Paylaş
Ne yapalım şimdi? İngiltere'ye karşı savaş mı ilan edelim? Veya onlar Birinci Dünya Savaşı öncesinde yaptıkları gibi iki İngiliz denizaltısını gizlice Marmara Denizi'ne sokup sağı solu bombalasınlar mı?
Holigan davası hálá sürüyor...
Kendilerinin bile yaka silktikleri ‘holigan’lardan ikisi İstanbul'da bizim serserilerle tutuştukları kavga sırasında bıçaklanıp öldürüldükten sonraki İngiliz tepkisi o kadar abartılı hale geldi ki, insan yukarıdaki soruları sormak gereğini duyuyor.

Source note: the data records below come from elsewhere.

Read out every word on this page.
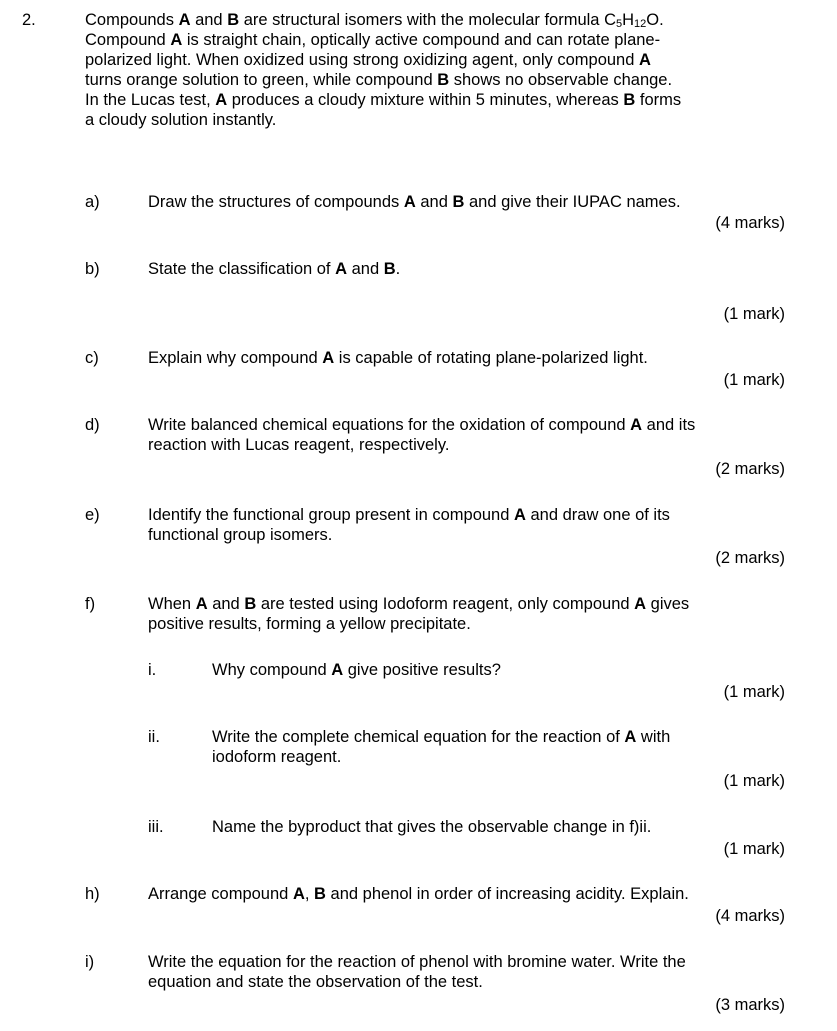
2.	Compounds A and B are structural isomers with the molecular formula $C_5H_{12}O$.
Compound A is straight chain, optically active compound and can rotate plane-
polarized light. When oxidized using strong oxidizing agent, only compound A
turns orange solution to green, while compound B shows no observable change.
In the Lucas test, A produces a cloudy mixture within 5 minutes, whereas B forms
a cloudy solution instantly.
a)	Draw the structures of compounds A and B and give their IUPAC names.
(4 marks)
b)	State the classification of A and B.
(1 mark)
c)	Explain why compound A is capable of rotating plane-polarized light.
(1 mark)
d)	Write balanced chemical equations for the oxidation of compound A and its
reaction with Lucas reagent, respectively.
(2 marks)
e)	Identify the functional group present in compound A and draw one of its
functional group isomers.
(2 marks)
f)	When A and B are tested using Iodoform reagent, only compound A gives
positive results, forming a yellow precipitate.
i.	Why compound A give positive results?
(1 mark)
ii.	Write the complete chemical equation for the reaction of A with
iodoform reagent.
(1 mark)
iii.	Name the byproduct that gives the observable change in f)ii.
(1 mark)
h)	Arrange compound A, B and phenol in order of increasing acidity. Explain.
(4 marks)
i)	Write the equation for the reaction of phenol with bromine water. Write the
equation and state the observation of the test.
(3 marks)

Olayı Türkiye'de onaylayan var mı?
Yok...
Gerçi Başbakan Bülent Ecevit'in iki satırlık bir açıklama yapıp ‘‘olaydan duyduğu üzüntüyü’’ ifade etmesi gerekirdi. Keza -daha önce de yazdığımız gibi- Galatasaray takımı Leeds United'la yaptığı maça çıkarken ölenlerin manevi huzurunda saygı duruşunda bulunabilir ve oyuncular kol veya yakalarına siyah bant takabilirlerdi.

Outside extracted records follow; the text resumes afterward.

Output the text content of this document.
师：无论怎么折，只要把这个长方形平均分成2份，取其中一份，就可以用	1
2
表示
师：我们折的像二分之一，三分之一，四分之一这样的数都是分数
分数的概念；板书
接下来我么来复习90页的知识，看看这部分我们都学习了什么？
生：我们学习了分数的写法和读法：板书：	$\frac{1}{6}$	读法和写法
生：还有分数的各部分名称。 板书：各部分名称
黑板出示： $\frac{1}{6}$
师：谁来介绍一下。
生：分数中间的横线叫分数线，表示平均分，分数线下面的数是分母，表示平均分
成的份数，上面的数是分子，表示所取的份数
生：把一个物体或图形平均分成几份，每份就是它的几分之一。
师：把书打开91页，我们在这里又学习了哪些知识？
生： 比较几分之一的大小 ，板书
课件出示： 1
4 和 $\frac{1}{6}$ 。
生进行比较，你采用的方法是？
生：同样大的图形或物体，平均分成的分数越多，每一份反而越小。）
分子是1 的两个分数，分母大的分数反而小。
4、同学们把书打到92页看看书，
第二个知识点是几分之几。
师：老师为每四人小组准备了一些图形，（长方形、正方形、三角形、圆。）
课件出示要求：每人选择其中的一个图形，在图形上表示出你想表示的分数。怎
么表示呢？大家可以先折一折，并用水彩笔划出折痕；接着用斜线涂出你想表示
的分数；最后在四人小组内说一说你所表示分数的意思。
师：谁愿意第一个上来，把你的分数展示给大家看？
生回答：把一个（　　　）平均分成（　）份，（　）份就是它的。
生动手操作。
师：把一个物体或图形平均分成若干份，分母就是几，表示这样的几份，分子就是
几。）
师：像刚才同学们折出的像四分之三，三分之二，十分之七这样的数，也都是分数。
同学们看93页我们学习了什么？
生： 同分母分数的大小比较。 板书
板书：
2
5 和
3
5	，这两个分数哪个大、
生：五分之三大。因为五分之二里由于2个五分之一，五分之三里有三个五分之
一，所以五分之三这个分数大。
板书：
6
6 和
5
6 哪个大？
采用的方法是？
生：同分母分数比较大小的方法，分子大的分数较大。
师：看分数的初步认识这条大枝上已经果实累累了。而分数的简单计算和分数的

Bunlar bizimkilerin eksiği... Belki de kafamızın ancak tanıdık bildik kişilerin üzüntüsüne katılmaya, bilmediklerimizi adam yerine dahi koymamaya şartlanmışlığının sonucu...
Biz insana saygı kavramını bilmeyiz ki... O nedenle, bu kavramdan söz edildiği zaman ‘‘büyüklerin elini öpmeyi, onlara itiraz etmemeyi’’ biliyorsak, ‘‘insana saygı’’nın gereğini yerine getirdiğimizi sanırız. Oysa ‘‘insana saygı’’ soyut bir kavramdır. Muhatabı bildiğiniz insanlardan çok hiç bilmediğiniz -örneğin Mozambik'te veya Fildişi Sahili'nde yaşayanlar- insanlardır. Onlara saygı göstermek demek bilmediğiniz insanların duygularına, üzüntülerine ve sorunlarına ilgi göstermek, üzüntülerini azaltmak, sorunlarını çözmelerine yardımcı olmaktır.

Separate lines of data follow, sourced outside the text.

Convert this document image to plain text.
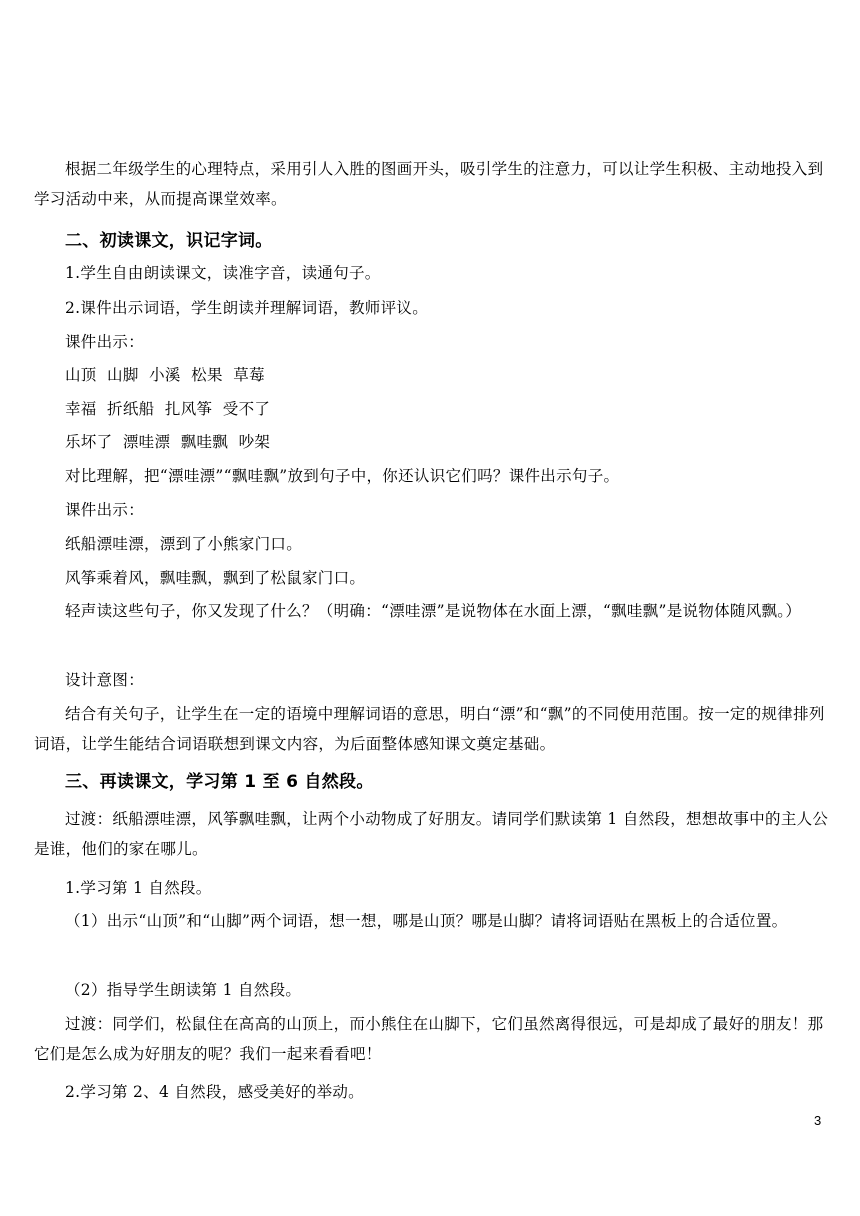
根据二年级学生的心理特点，采用引人入胜的图画开头，吸引学生的注意力，可以让学生积极、主动地投入到学习活动中来，从而提高课堂效率。
二、初读课文，识记字词。
1.学生自由朗读课文，读准字音，读通句子。
2.课件出示词语，学生朗读并理解词语，教师评议。
课件出示：
山顶  山脚  小溪  松果  草莓
幸福  折纸船  扎风筝  受不了
乐坏了  漂哇漂  飘哇飘  吵架
对比理解，把“漂哇漂”“飘哇飘”放到句子中，你还认识它们吗？课件出示句子。
课件出示：
纸船漂哇漂，漂到了小熊家门口。
风筝乘着风，飘哇飘，飘到了松鼠家门口。
轻声读这些句子，你又发现了什么？（明确：“漂哇漂”是说物体在水面上漂，“飘哇飘”是说物体随风飘。）
设计意图：
结合有关句子，让学生在一定的语境中理解词语的意思，明白“漂”和“飘”的不同使用范围。按一定的规律排列词语，让学生能结合词语联想到课文内容，为后面整体感知课文奠定基础。
三、再读课文，学习第 1 至 6 自然段。
过渡：纸船漂哇漂，风筝飘哇飘，让两个小动物成了好朋友。请同学们默读第 1 自然段，想想故事中的主人公是谁，他们的家在哪儿。
1.学习第 1 自然段。
（1）出示“山顶”和“山脚”两个词语，想一想，哪是山顶？哪是山脚？请将词语贴在黑板上的合适位置。
（2）指导学生朗读第 1 自然段。
过渡：同学们，松鼠住在高高的山顶上，而小熊住在山脚下，它们虽然离得很远，可是却成了最好的朋友！那它们是怎么成为好朋友的呢？我们一起来看看吧！
2.学习第 2、4 自然段，感受美好的举动。
3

Biz ‘‘insana saygı’’ kavramını bilseydik, ölülerimizi beş tane ‘‘kalıp tahtası’’ndan yapılmış bir tabut içine koymazdık. Hiç değilse ölüye saygı ifade edecek kalitede bir tabutla taşırdık.
Keza bir sevdiğimizi ebedi istirahatgáhına götürürken, onu toptancı haline zerzevat nakleder gibi götürmezdik.
Neyse... Ne yapalım? Avrupa Birliği standartlarını benimserken inşallah bunları da öğrenir, içimize sindiririz.
Bizim eksiğimiz var da onların yok mu?
İngiltere'den gelen haberlere göre orada yaşayan Türkler'in hem kendileri, hem de işyerleri saldırıya uğruyor. Hatta Leeds yakınlarındaki Hull Kenti'nde, Mehmet Kara adlı bir Türk'ün 3 İngiliz tarafından sırf ‘‘Türk’’ olduğu için ağır şekilde dövülerek ‘‘öldü’’ diye bir minibüsün altına atıldığı bildiriliyor. Halen hastanede olan Kara, ‘‘5 gündür polis bana bir şey sormadı’’ diyor. Yani anlı şanlı İngiliz polisinin de bu ırkçı yaklaşıma destek verdiği anlaşılıyor.
Belli ki uygar olmak için cenazeleri ceviz yahut maun ağacından yapılmış tabutlarla nakletmek de yetmiyor. Adam olmak ayrı bir şey.